Despite the approachable abstracted lines and rainbow colors of subway maps, the systems they represent are mind-bogglingly complex. The web of alternated routes and hours, and seemingly miles-long transfers are hidden behind Vignelli-style graphics that suggest smooth passage across metropolitan domains.
That is why the "Game of Thrones" subway map by University of Cincinnati architecture alumnus and graphic designer Michael Tyznik is so important for understanding the fictional land of Westeros and The Known World. He made a complete set of maps based on the locations in the show, inspired by the fictional subway maps of Cameron Booth and his Transit Maps Tumblr. They are available for purchase at his store, and on his Flickr page in hi-res, for preview.

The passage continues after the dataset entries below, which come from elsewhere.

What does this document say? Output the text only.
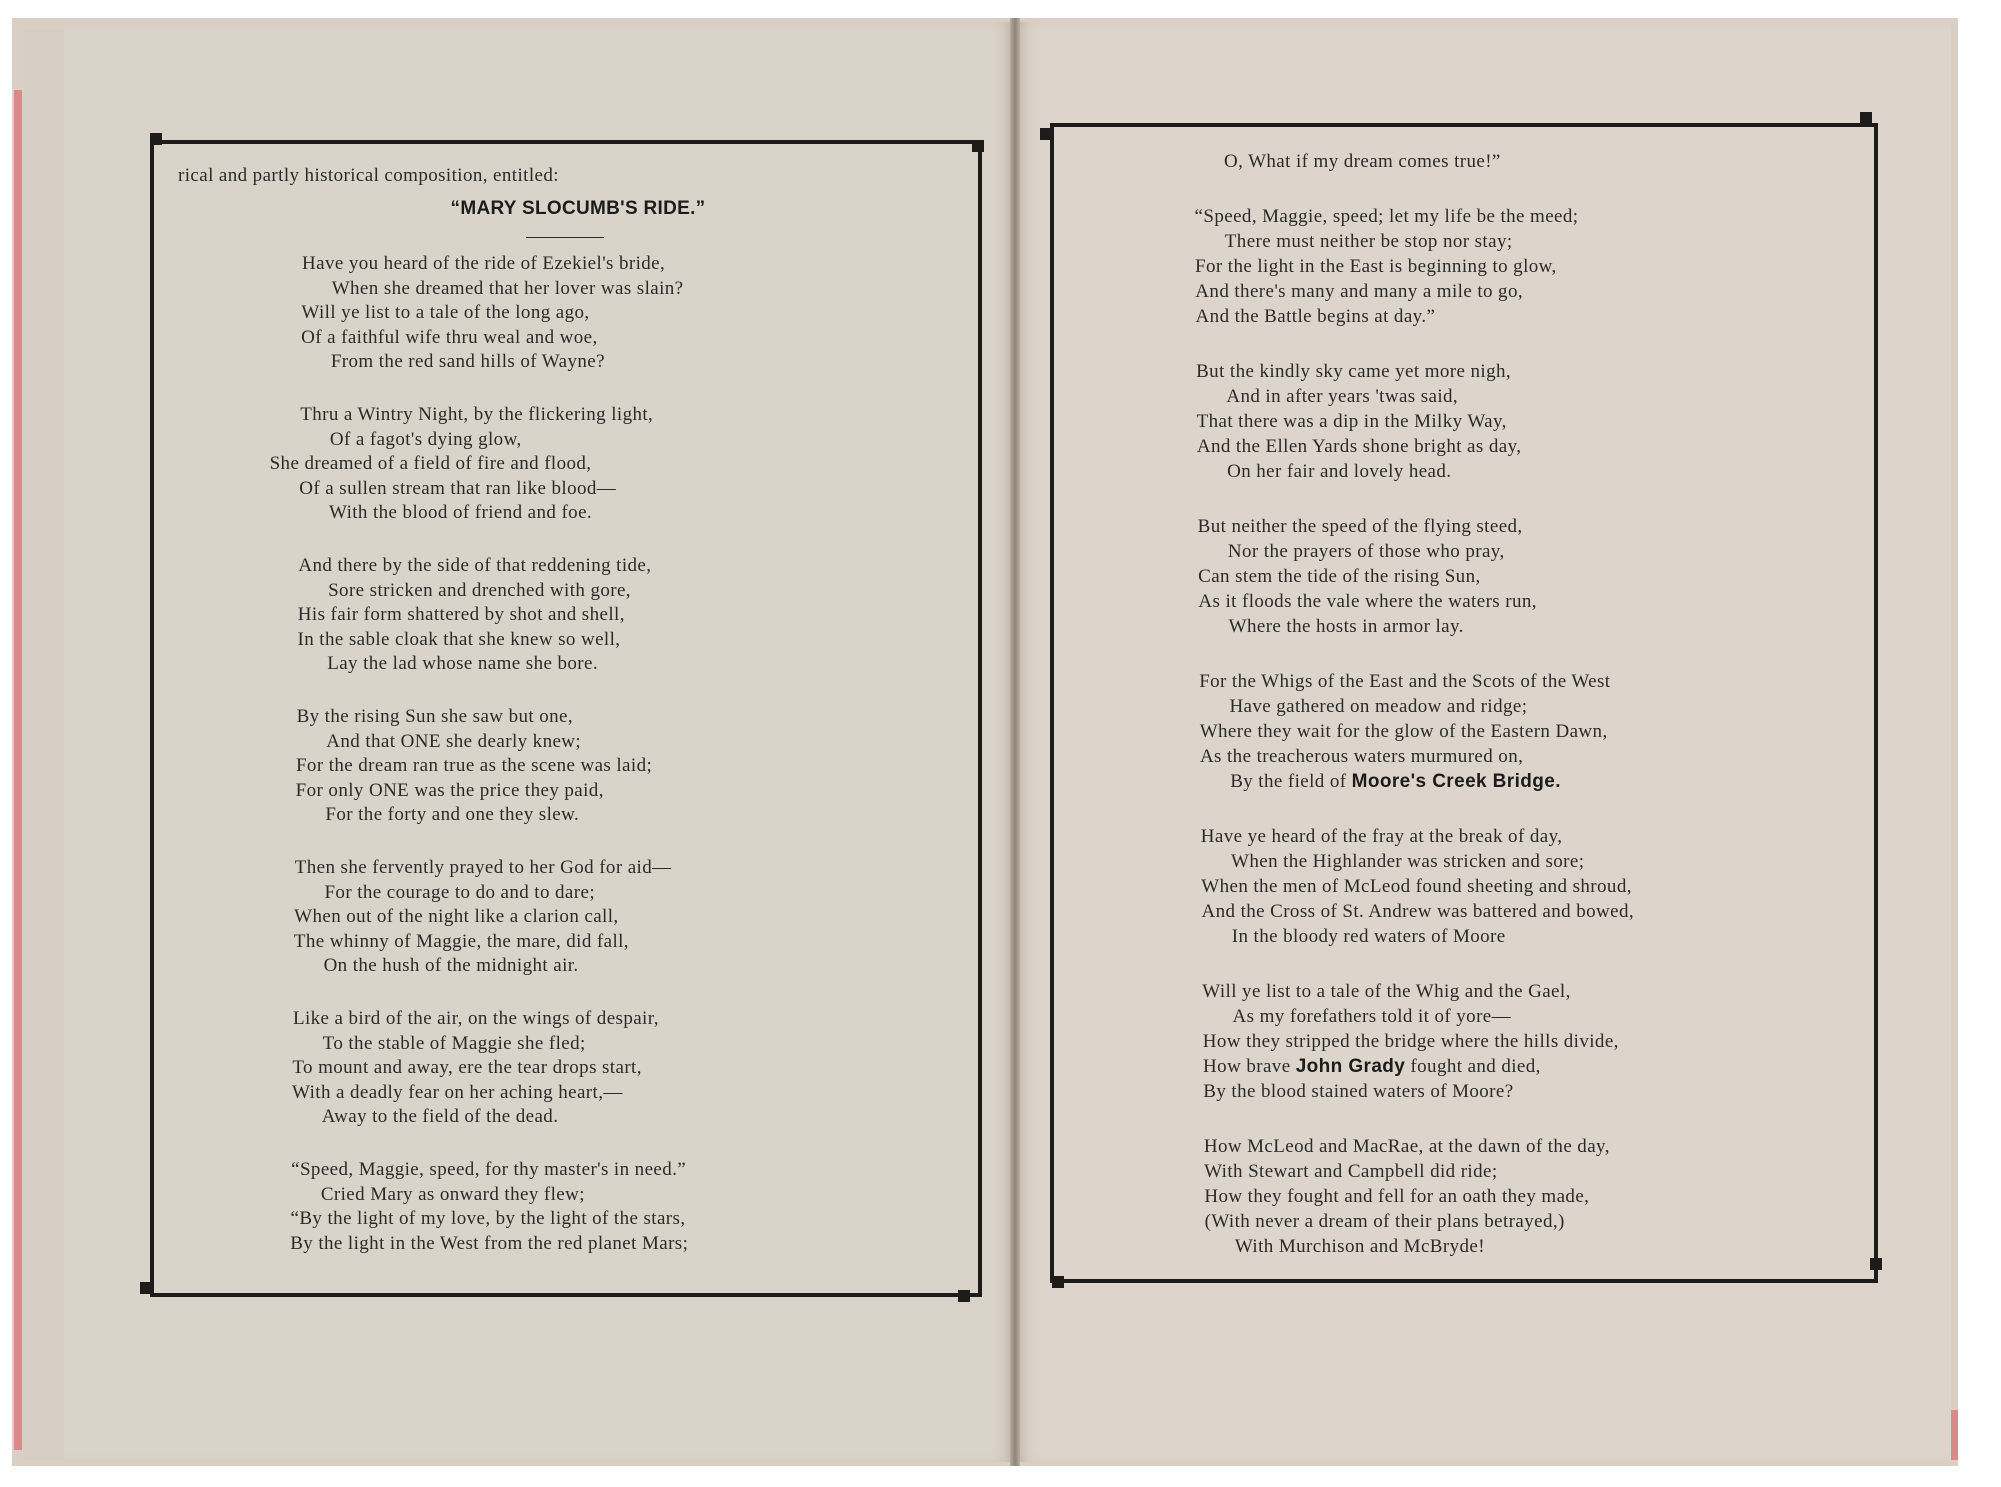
rical and partly historical composition, entitled:
“MARY SLOCUMB'S RIDE.”
Have you heard of the ride of Ezekiel's bride,
When she dreamed that her lover was slain?
Will ye list to a tale of the long ago,
Of a faithful wife thru weal and woe,
From the red sand hills of Wayne?
Thru a Wintry Night, by the flickering light,
Of a fagot's dying glow,
She dreamed of a field of fire and flood,
Of a sullen stream that ran like blood—
With the blood of friend and foe.
And there by the side of that reddening tide,
Sore stricken and drenched with gore,
His fair form shattered by shot and shell,
In the sable cloak that she knew so well,
Lay the lad whose name she bore.
By the rising Sun she saw but one,
And that ONE she dearly knew;
For the dream ran true as the scene was laid;
For only ONE was the price they paid,
For the forty and one they slew.
Then she fervently prayed to her God for aid—
For the courage to do and to dare;
When out of the night like a clarion call,
The whinny of Maggie, the mare, did fall,
On the hush of the midnight air.
Like a bird of the air, on the wings of despair,
To the stable of Maggie she fled;
To mount and away, ere the tear drops start,
With a deadly fear on her aching heart,—
Away to the field of the dead.
“Speed, Maggie, speed, for thy master's in need.”
Cried Mary as onward they flew;
“By the light of my love, by the light of the stars,
By the light in the West from the red planet Mars;
O, What if my dream comes true!”
“Speed, Maggie, speed; let my life be the meed;
There must neither be stop nor stay;
For the light in the East is beginning to glow,
And there's many and many a mile to go,
And the Battle begins at day.”
But the kindly sky came yet more nigh,
And in after years 'twas said,
That there was a dip in the Milky Way,
And the Ellen Yards shone bright as day,
On her fair and lovely head.
But neither the speed of the flying steed,
Nor the prayers of those who pray,
Can stem the tide of the rising Sun,
As it floods the vale where the waters run,
Where the hosts in armor lay.
For the Whigs of the East and the Scots of the West
Have gathered on meadow and ridge;
Where they wait for the glow of the Eastern Dawn,
As the treacherous waters murmured on,
By the field of Moore's Creek Bridge.
Have ye heard of the fray at the break of day,
When the Highlander was stricken and sore;
When the men of McLeod found sheeting and shroud,
And the Cross of St. Andrew was battered and bowed,
In the bloody red waters of Moore
Will ye list to a tale of the Whig and the Gael,
As my forefathers told it of yore—
How they stripped the bridge where the hills divide,
How brave John Grady fought and died,
By the blood stained waters of Moore?
How McLeod and MacRae, at the dawn of the day,
With Stewart and Campbell did ride;
How they fought and fell for an oath they made,
(With never a dream of their plans betrayed,)
With Murchison and McBryde!
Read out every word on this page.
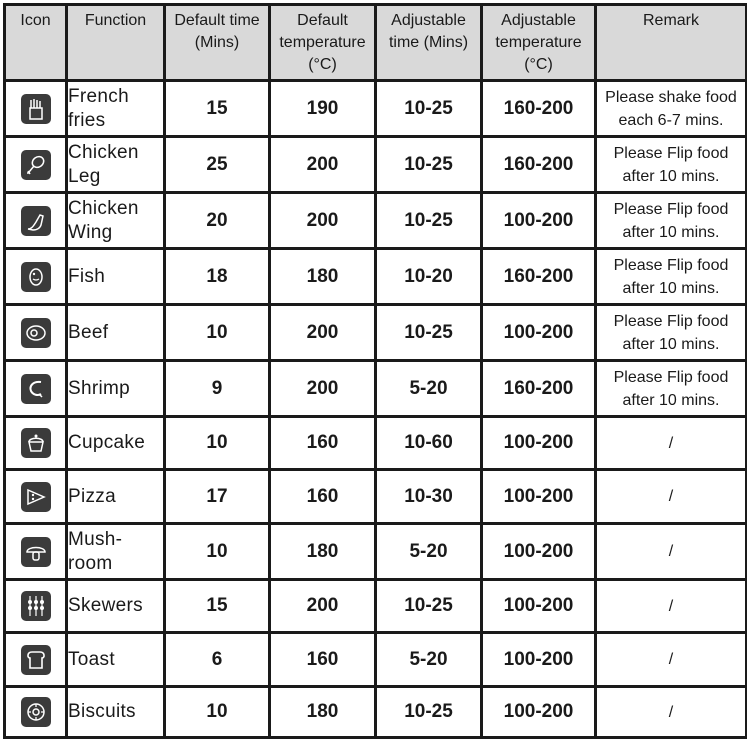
Icon	Function	Default time (Mins)	Default temperature (°C)	Adjustable time (Mins)	Adjustable temperature (°C)	Remark

	French fries	15	190	10-25	160-200	Please shake food each 6-7 mins.

	Chicken Leg	25	200	10-25	160-200	Please Flip food after 10 mins.

	Chicken Wing	20	200	10-25	100-200	Please Flip food after 10 mins.

	Fish	18	180	10-20	160-200	Please Flip food after 10 mins.

	Beef	10	200	10-25	100-200	Please Flip food after 10 mins.

	Shrimp	9	200	5-20	160-200	Please Flip food after 10 mins.

	Cupcake	10	160	10-60	100-200	/

	Pizza	17	160	10-30	100-200	/

	Mush- room	10	180	5-20	100-200	/

	Skewers	15	200	10-25	100-200	/

	Toast	6	160	5-20	100-200	/

	Biscuits	10	180	10-25	100-200	/
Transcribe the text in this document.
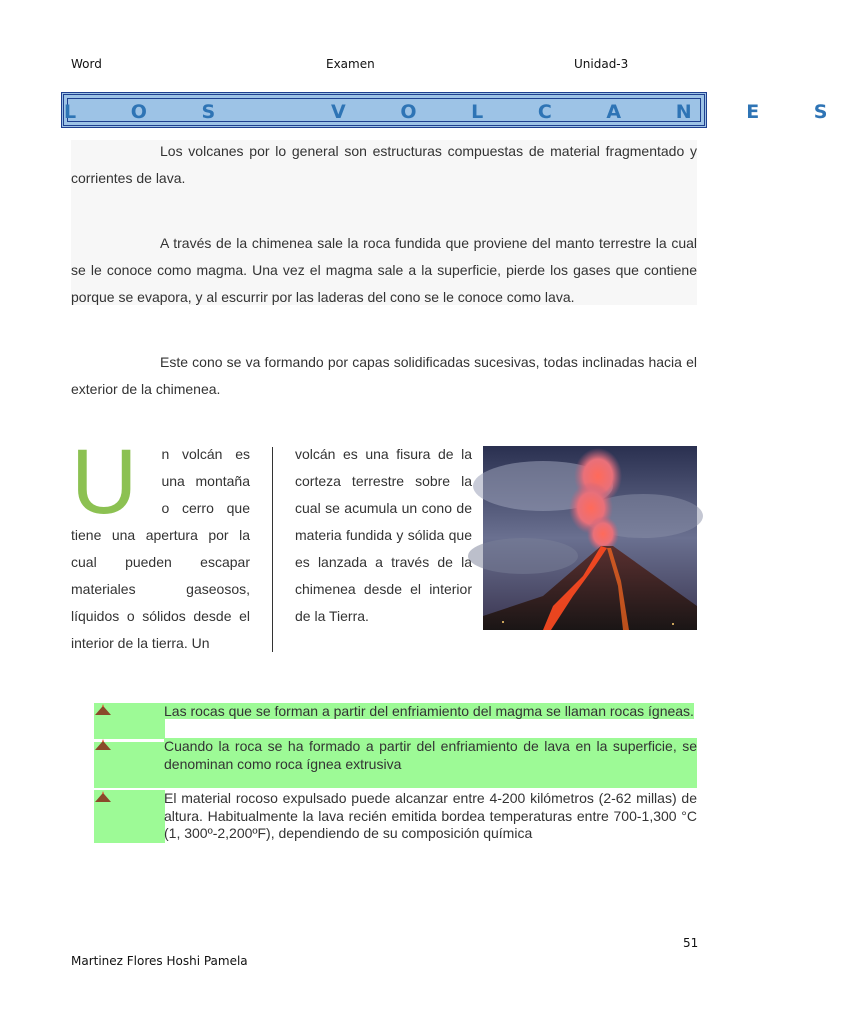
Word	Examen	Unidad-3
L O S   V O L C A N E S
Los volcanes por lo general son estructuras compuestas de material fragmentado y corrientes de lava.
A través de la chimenea sale la roca fundida que proviene del manto terrestre la cual se le conoce como magma. Una vez el magma sale a la superficie, pierde los gases que contiene porque se evapora, y al escurrir por las laderas del cono se le conoce como lava.
Este cono se va formando por capas solidificadas sucesivas, todas inclinadas hacia el exterior de la chimenea.
U n volcán es una montaña o cerro que tiene una apertura por la cual pueden escapar materiales gaseosos, líquidos o sólidos desde el interior de la tierra. Un
volcán es una fisura de la corteza terrestre sobre la cual se acumula un cono de materia fundida y sólida que es lanzada a través de la chimenea desde el interior de la Tierra.
Las rocas que se forman a partir del enfriamiento del magma se llaman rocas ígneas.
Cuando la roca se ha formado a partir del enfriamiento de lava en la superficie, se denominan como roca ígnea extrusiva
El material rocoso expulsado puede alcanzar entre 4-200 kilómetros (2-62 millas) de altura. Habitualmente la lava recién emitida bordea temperaturas entre 700-1,300 °C (1, 300º-2,200ºF), dependiendo de su composición química
51
Martinez Flores Hoshi Pamela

We've previously explored the fictional world of "Game of Thrones" on Architizer, but it's nice to see it mapped out. The diagrams are derived from and illustrate the books, making them easier to visualize. There are small details, too, such as out-of-service stations that correspond with the plot. Even though they are not really connected by rail, this simplification is key to understanding the relationships of places with other places. When connected by subway, it effectively eliminates the experience of the space between them. Distances don't really matter, only stops.
The maps recall the fake maps of cities in the US, such as Cincinnati, where designers are trying to raise awareness of mass-transit in car-centric cities. Tyznik even made one of Columbus, Ohio. These are usually based more on the London or Chicago maps than the New York map, as they use white backgrounds and filleted lines rather than swooping strokes.